Following Wild games, Managing Editor Mike Doyle will give the Five Takeaways that he remembers from the contest. Tonight, he looks back at a 3-2 overtime win against the Nashville Predators:
On St. Patrick’s Day, the Minnesota Wild didn’t need the luck of the Irish in Nashville, just a hot goaltender and a solid penalty kill until it could find its game in the third period and overtime. With a win tonight, the Wild set a franchise record with its eighth straight road win and continues to wreck havoc in the Western Conference. The Wild’s confidence is higher than a rainbow and the team might be down, but is never out during its current run of success.
Similarly to the club’s last outing against the St. Louis Blues, the Wild was outdone in the second, but came back with a big third-period effort. This time though, it was an overtime winner on a rocket of a one-timer from its youngest member, Matt Dumba, who won it for Minnesota. The goal set a team record for fastest overtime winner on the road, coming only 22 seconds into the extra session.
Starting in his 29th consecutive game, Devan Dubnyk continues to make key saves when the team needs him. Tonight, the 28-year-old made 21 saves through the game’s first two periods and the Wild took over in the third, outshooting the Preds 11-6 in the frame.
Charlie Coyle scored the Wild’s two goals in regulation, first by going hard to the net and then by blasting a slap shot high past the glove of Preds netminder Pekka Rinne.

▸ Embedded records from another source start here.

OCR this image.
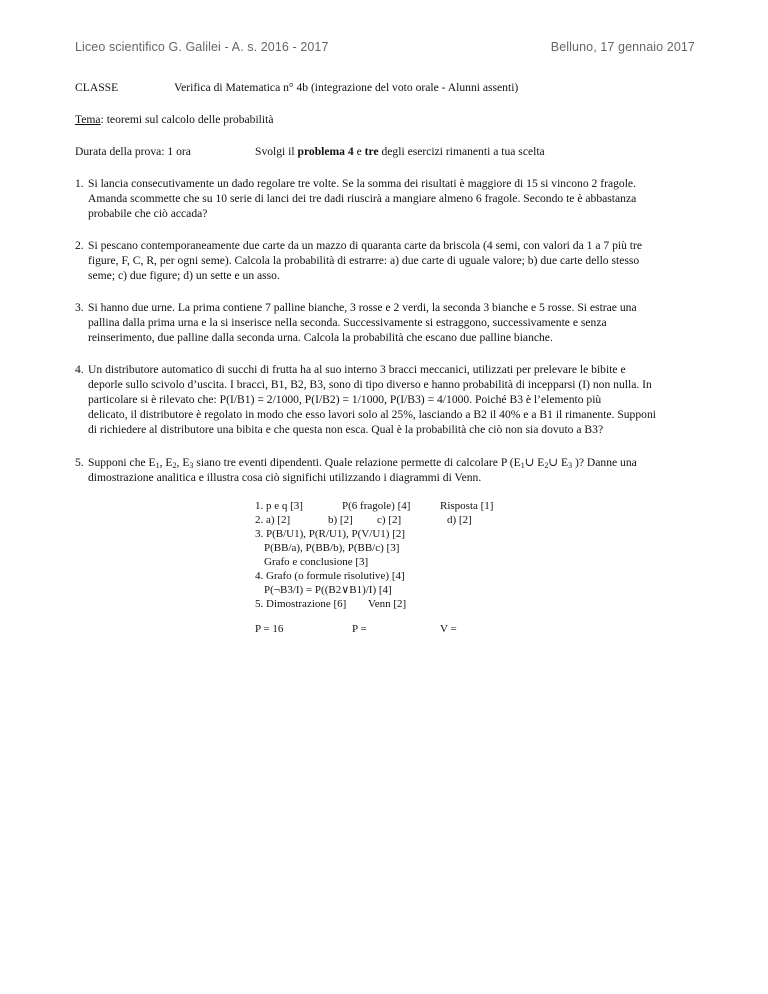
Liceo scientifico G. Galilei - A. s. 2016 - 2017	Belluno, 17 gennaio 2017
CLASSE	Verifica di Matematica n° 4b (integrazione del voto orale - Alunni assenti)
Tema: teoremi sul calcolo delle probabilità
Durata della prova: 1 ora	Svolgi il problema 4 e tre degli esercizi rimanenti a tua scelta
1. Si lancia consecutivamente un dado regolare tre volte. Se la somma dei risultati è maggiore di 15 si vincono 2 fragole.
Amanda scommette che su 10 serie di lanci dei tre dadi riuscirà a mangiare almeno 6 fragole. Secondo te è abbastanza
probabile che ciò accada?
2. Si pescano contemporaneamente due carte da un mazzo di quaranta carte da briscola (4 semi, con valori da 1 a 7 più tre
figure, F, C, R, per ogni seme). Calcola la probabilità di estrarre: a) due carte di uguale valore; b) due carte dello stesso
seme; c) due figure; d) un sette e un asso.
3. Si hanno due urne. La prima contiene 7 palline bianche, 3 rosse e 2 verdi, la seconda 3 bianche e 5 rosse. Si estrae una
pallina dalla prima urna e la si inserisce nella seconda. Successivamente si estraggono, successivamente e senza
reinserimento, due palline dalla seconda urna. Calcola la probabilità che escano due palline bianche.
4. Un distributore automatico di succhi di frutta ha al suo interno 3 bracci meccanici, utilizzati per prelevare le bibite e
deporle sullo scivolo d’uscita. I bracci, B1, B2, B3, sono di tipo diverso e hanno probabilità di incepparsi (I) non nulla. In
particolare si è rilevato che: P(I/B1) = 2/1000, P(I/B2) = 1/1000, P(I/B3) = 4/1000. Poiché B3 è l’elemento più
delicato, il distributore è regolato in modo che esso lavori solo al 25%, lasciando a B2 il 40% e a B1 il rimanente. Supponi
di richiedere al distributore una bibita e che questa non esca. Qual è la probabilità che ciò non sia dovuto a B3?
5. Supponi che $E_1$, $E_2$, $E_3$ siano tre eventi dipendenti. Quale relazione permette di calcolare P ($E_1\cup$ $E_2\cup$ $E_3$ )? Danne una
dimostrazione analitica e illustra cosa ciò significhi utilizzando i diagrammi di Venn.
1. p e q [3]	P(6 fragole) [4]	Risposta [1]
2. a) [2]	b) [2] c) [2]	d) [2]
3. P(B/U1), P(R/U1), P(V/U1) [2]
P(BB/a), P(BB/b), P(BB/c) [3]
Grafo e conclusione [3]
4. Grafo (o formule risolutive) [4]
P(¬B3/I) = P((B2∨B1)/I) [4]
5. Dimostrazione [6] Venn [2]
P = 16	P =	V =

Along with Dubnyk, the Wild’s pot of gold during its hot play has been the penalty kill. The team’s killers kept Minnesota in the game tonight. With the Predators owning the momentum at the end of the second period, the Wild killed a crucial 5-on-3. Forward Kyle Brodziak took one for the team, blocking a Shea Weber slap shot from the point, and then used the old hidden-puck-in-the-pants trick to shave off more time. Moments later, a rebound popped up in the air and Jonas Brodin used a baseball swing to knock the puck out of harms way.
The PK starts with the goaltender, but your killers have to have a fearlessness when it comes to blocking shots, because they’re going to get pelted by the opposing team’s best shooters. A good killer is also good at anticipating where the puck is going and strong on his stick to win one-on-one battles to clear the zone. Minnesota has a number of players, both among its top lines and throughout the ranks, contributing to the PK. Minnesota has killed 60-of-63 opponent PP chances in its last 24 games. Coming into the game, the Wild had an NHL-best 86.7 percent penalty kill.
I’m not sure the last time the Wild had three lefty-righty defensive parings in its lineup, but that’s the way the D-units were matched up tonight. Jonas Brodin and Matt Dumba started the game, while Ryan Suter was with Jared Spurgeon, and Jordan Leopold was with Christian Folin. Typically, Brodin plays his off side with Suter, but tonight he moved to the left alongside Dumba.
Nate Prosser will be out for an extended period of time, considered week-to-week with a lower body injury, so Folin was back in the lineup for the first time since March 6. In Prosser’s absence, the 24-year-old blueliner was playing a physical game, finishing checks and was willing to mix it up with Predators forwards.
Leopold added his first point with the Wild since coming to the team on Trade Deadline Day. The blueliner notched his first assist by jumping into the play and firing a shot on goal, something those in the State of Hockey have seen before. As a member of the Minnesota Golden Gophers, the blueliner was the Hobey Baker Award winner his senior year, scoring 48 points (20-28=48) and helping lead the team to the National Championship.
Unfortunately, I had the displeasure of playing against Leopold during his Hobey season and it was easy to see he had the skill set to play in the NHL. The Golden Valley native isn’t as explosive as he was back when he was patrolling the Gophers’ blue line, but he’s still a good puck mover from the backend. With the Wild’s d-corps depleted with injury, he’s been a calming, veteran presence since coming back to the State of Hockey.
The National Hockey League general managers are meeting this week in Boca Raton, Fla., and have made a few interesting recommendations for the game. The GMs recommended the League go to a 3-on-3 format for regular-season overtime, starting as early as next season. This season the American Hockey League has experimented with fewer players in OT, beginning with 4-on-4 play for the first three minutes of a seven-minute overtime, followed by 3-on-3 play after the first whistle past the three-minute mark. The other option is moving directly into 3-on-3 to start the extra frame. I’m a fan of the AHL’s version of overtime this season, which will open up the game for skill players to create space and generate more scoring opportunities.
The general managers also recommended a limited video-replay challenge, which would be issued by a coach — like a challenge flag in football — for scoring plays involving the potential of goaltender interference. If you think back to Feb. 28, when the Colorado Avalanche’s Cody McLeod ran into Dubnyk, resulting in an Avs goal, Wild Head Coach Mike Yeo would’ve been able to challenge that scoring play. Rather than a flag like in football, I think the coach’s challenge should be a Family Feud-style button and if the goal is called off, a bright red X and buzzer goes off on the video board before taking the goal away.